A Battle of the Wills

Email of the Day:
Up until very recently, our homeschooling was going great, now everything (school work, chores, everything) is a battle of the wills.
I’ve had lots of suggestions (take away screen time, ground him, extra chores, etc.) but none of it seems to work. I’m at a loss.

Answer:
I’m going to be the outlier here and say that the easiest way out of an argument is to stop arguing. This doesn’t have to be a battle of the wills. You’re on the same team — or, at least, you can be.
Figure out how to say, “yes,” more. Figure out how to work together. Figure out how to negotiate in a way that respects every one’s time and work and effort.

This is what I like so much about Nancy Wallace (details in her book _Better Than School: One Family’s Declaration of Independence_ ) — they make a life *with* their kids.

We stopped fighting back when Alaetheia was 4. We started negotiating, listening, teaching her better and more persuasive arguments. She’ll tell you we were more “mentoring” than most of her friend’s parents, and that we didn’t have a lot of rules (we didn’t).
Preserve the relationship, and the whole of all your lives will be better for it.

One more note:
You have 5,840 waking hours to cover 1,000 hours* between 15 September 2016 and 14 September 2017. You could work two full time jobs, homeschool, and STILL have 840 hours leftover. There is nothing that needs to be done today. Nothing.

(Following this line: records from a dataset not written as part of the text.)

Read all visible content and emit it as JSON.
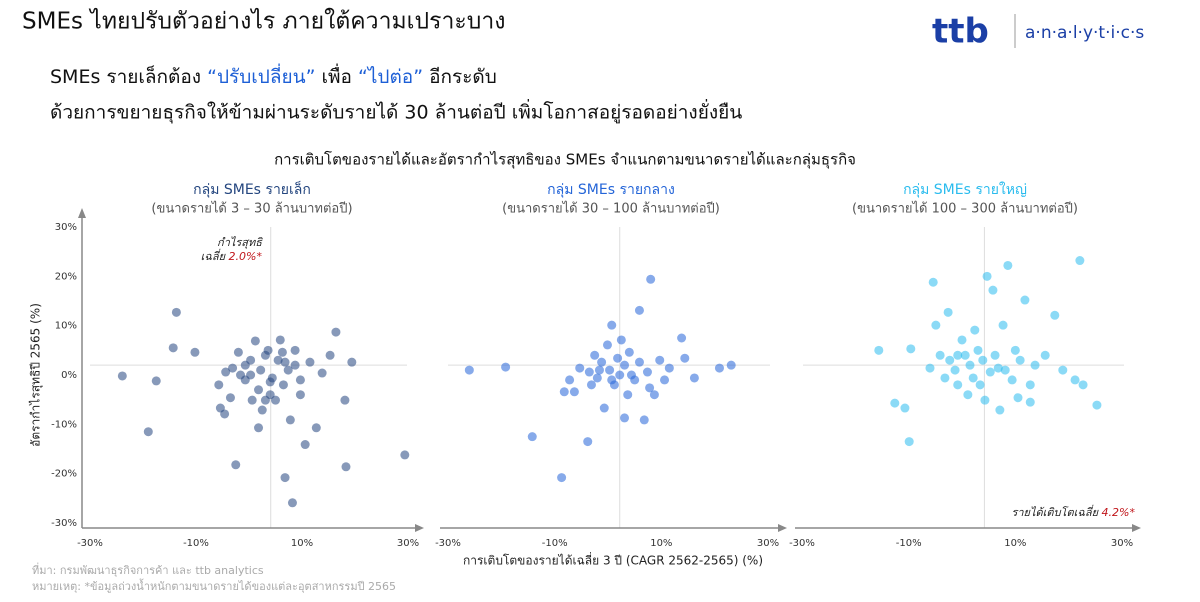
{
  "title": "SMEs ไทยปรับตัวอย่างไร ภายใต้ความเปราะบาง",
  "logo": {
    "brand": "ttb",
    "product": "a·n·a·l·y·t·i·c·s"
  },
  "subtitle": {
    "line1": [
      "SMEs รายเล็กต้อง",
      "“ปรับเปลี่ยน”",
      "เพื่อ",
      "“ไปต่อ”",
      "อีกระดับ"
    ],
    "line2": "ด้วยการขยายธุรกิจให้ข้ามผ่านระดับรายได้ 30 ล้านต่อปี เพิ่มโอกาสอยู่รอดอย่างยั่งยืน"
  },
  "chart_heading": "การเติบโตของรายได้และอัตรากำไรสุทธิของ SMEs จำแนกตามขนาดรายได้และกลุ่มธุรกิจ",
  "source": "ที่มา: กรมพัฒนาธุรกิจการค้า และ ttb analytics",
  "note": "หมายเหตุ: *ข้อมูลถ่วงน้ำหนักตามขนาดรายได้ของแต่ละอุตสาหกรรมปี 2565",
  "chart_data": [
    {
      "type": "scatter",
      "title": "กลุ่ม SMEs รายเล็ก",
      "subtitle": "(ขนาดรายได้ 3 – 30 ล้านบาทต่อปี)",
      "color": "#24467f",
      "ylabel": "อัตรากำไรสุทธิปี 2565 (%)",
      "xlim": [
        -30,
        30
      ],
      "ylim": [
        -30,
        30
      ],
      "xticks": [
        {
          "value": -30,
          "label": "-30%"
        },
        {
          "value": -10,
          "label": "-10%"
        },
        {
          "value": 10,
          "label": "10%"
        },
        {
          "value": 30,
          "label": "30%"
        }
      ],
      "yticks": [
        {
          "value": -30,
          "label": "-30%"
        },
        {
          "value": -20,
          "label": "-20%"
        },
        {
          "value": -10,
          "label": "-10%"
        },
        {
          "value": 0,
          "label": "0%"
        },
        {
          "value": 10,
          "label": "10%"
        },
        {
          "value": 20,
          "label": "20%"
        },
        {
          "value": 30,
          "label": "30%"
        }
      ],
      "ref_x": 4.1,
      "ref_y": {
        "value": 2.0,
        "label": "2.0%*"
      },
      "ref_y_note": [
        "กำไรสุทธิ",
        "เฉลี่ย"
      ],
      "x": [
        -23.9,
        -19,
        -17.5,
        -13.7,
        -14.3,
        -10.2,
        -5.7,
        -5.4,
        -4.6,
        -2.5,
        -3.1,
        -1.6,
        -0.7,
        0.3,
        1.2,
        1.8,
        2.2,
        3.1,
        2.5,
        1.8,
        4,
        4.4,
        5,
        5.5,
        5.9,
        6.5,
        6.8,
        7.4,
        8.2,
        7.8,
        8.7,
        9.7,
        10.6,
        11.5,
        12.7,
        13.8,
        15.3,
        16.4,
        18.1,
        18.3,
        19.4,
        29.4,
        -0.7,
        -2,
        3.6,
        6.3,
        -4.4,
        -3.5,
        0.6,
        4,
        9.7,
        8.7,
        3.1,
        0.3,
        6.8
      ],
      "y": [
        -0.2,
        -11.5,
        -1.2,
        12.7,
        5.5,
        4.6,
        -2,
        -6.7,
        -7.9,
        -18.2,
        1.4,
        0,
        -1,
        3,
        6.9,
        -3,
        1,
        4,
        -7.1,
        -10.7,
        -4,
        -0.6,
        -5.1,
        3,
        7.1,
        -2,
        -20.8,
        1,
        -25.9,
        -9.1,
        2,
        -1,
        -14.1,
        2.6,
        -10.7,
        0.4,
        4,
        8.7,
        -5.1,
        -18.6,
        2.6,
        -16.2,
        2,
        4.6,
        5,
        4.6,
        0.6,
        -4.6,
        -5.1,
        -1.4,
        -4,
        5,
        -5.1,
        0,
        2.6
      ]
    },
    {
      "type": "scatter",
      "title": "กลุ่ม SMEs รายกลาง",
      "subtitle": "(ขนาดรายได้ 30 – 100 ล้านบาทต่อปี)",
      "color": "#2465d8",
      "xlabel": "การเติบโตของรายได้เฉลี่ย 3 ปี (CAGR 2562-2565) (%)",
      "xlim": [
        -30,
        30
      ],
      "ylim": [
        -30,
        30
      ],
      "xticks": [
        {
          "value": -30,
          "label": "-30%"
        },
        {
          "value": -10,
          "label": "-10%"
        },
        {
          "value": 10,
          "label": "10%"
        },
        {
          "value": 30,
          "label": "30%"
        }
      ],
      "ref_x": 2.2,
      "ref_y": 2.0,
      "x": [
        -26,
        -19.2,
        -14.2,
        -8.7,
        -8.2,
        -7.2,
        -5.3,
        -3.8,
        -3.5,
        -2.5,
        -2,
        -1.2,
        -0.7,
        -0.1,
        0.3,
        0.7,
        1.2,
        1.8,
        2.2,
        2.5,
        3.1,
        3.1,
        3.7,
        4,
        5,
        5.9,
        6.8,
        7.4,
        8,
        8.7,
        9.7,
        10.6,
        11.5,
        13.8,
        14.4,
        16.2,
        20.9,
        23.1,
        -1.6,
        0.7,
        4.4,
        -3.1,
        5.9,
        -6.3,
        7.8
      ],
      "y": [
        1,
        1.6,
        -12.5,
        -20.8,
        -3.4,
        -1,
        1.4,
        -13.5,
        0.6,
        4,
        -0.6,
        2.6,
        -6.7,
        6.1,
        1,
        10.1,
        -2,
        3.4,
        0,
        7.1,
        -8.7,
        2,
        -4,
        4.6,
        -1,
        2.6,
        -9.1,
        0.6,
        19.4,
        -4,
        3,
        -1,
        1.4,
        7.5,
        3.4,
        -0.6,
        1.4,
        2,
        1,
        -1,
        0,
        -2,
        13.1,
        -3.4,
        -2.6
      ]
    },
    {
      "type": "scatter",
      "title": "กลุ่ม SMEs รายใหญ่",
      "subtitle": "(ขนาดรายได้ 100 – 300 ล้านบาทต่อปี)",
      "color": "#2bbcee",
      "xlim": [
        -30,
        30
      ],
      "ylim": [
        -30,
        30
      ],
      "xticks": [
        {
          "value": -30,
          "label": "-30%"
        },
        {
          "value": -10,
          "label": "-10%"
        },
        {
          "value": 10,
          "label": "10%"
        },
        {
          "value": 30,
          "label": "30%"
        }
      ],
      "ref_x": {
        "value": 4.2,
        "label": "4.2%*"
      },
      "ref_x_note": "รายได้เติบโตเฉลี่ย",
      "ref_y": 2.0,
      "x": [
        -15.6,
        -12.6,
        -10.7,
        -9.9,
        -9.6,
        -6,
        -5.4,
        -4.9,
        -4.1,
        -3.2,
        -2.6,
        -2.3,
        -1.3,
        -0.8,
        0,
        0.6,
        1.1,
        1.5,
        2.1,
        2.4,
        3,
        3.4,
        3.9,
        4.3,
        4.7,
        5.3,
        5.8,
        6.2,
        6.8,
        7.1,
        7.7,
        8.6,
        9.4,
        10,
        10.5,
        11.8,
        12.8,
        13.7,
        15.6,
        17.4,
        18.9,
        21.2,
        22.1,
        22.7,
        25.3,
        12.8,
        -0.8,
        8.1,
        10.9
      ],
      "y": [
        5,
        -5.7,
        -6.7,
        -13.5,
        5.3,
        1.4,
        18.8,
        10.1,
        4,
        -0.6,
        12.7,
        3,
        1,
        -2,
        7.1,
        4,
        -4,
        2,
        -0.6,
        9.1,
        5,
        -2,
        3,
        -5.1,
        20,
        0.6,
        17.2,
        4,
        1.4,
        -7.1,
        10.1,
        22.2,
        -1,
        5,
        -4.6,
        15.2,
        -2,
        2,
        4,
        12.1,
        1,
        -1,
        23.2,
        -2,
        -6.1,
        -5.5,
        4,
        1,
        3
      ]
    }
  ]
}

*(Consider, too, that this 1,000 hours in school looks like this: 180 five hour days — it includes every lunch, every recess, every bathroom break, every lining up, every bell class change, ever fieldtrip, field day, pep rally, assembly, health check, every time the teacher gave up on a lesson and popped in a video, every time they had a sub who had nothing better than a video to pop in, every time Johnny didn’t have his pencil sharpened, every time Susy didn’t have her book ready, every standardized test, every standardized test practice — all of it).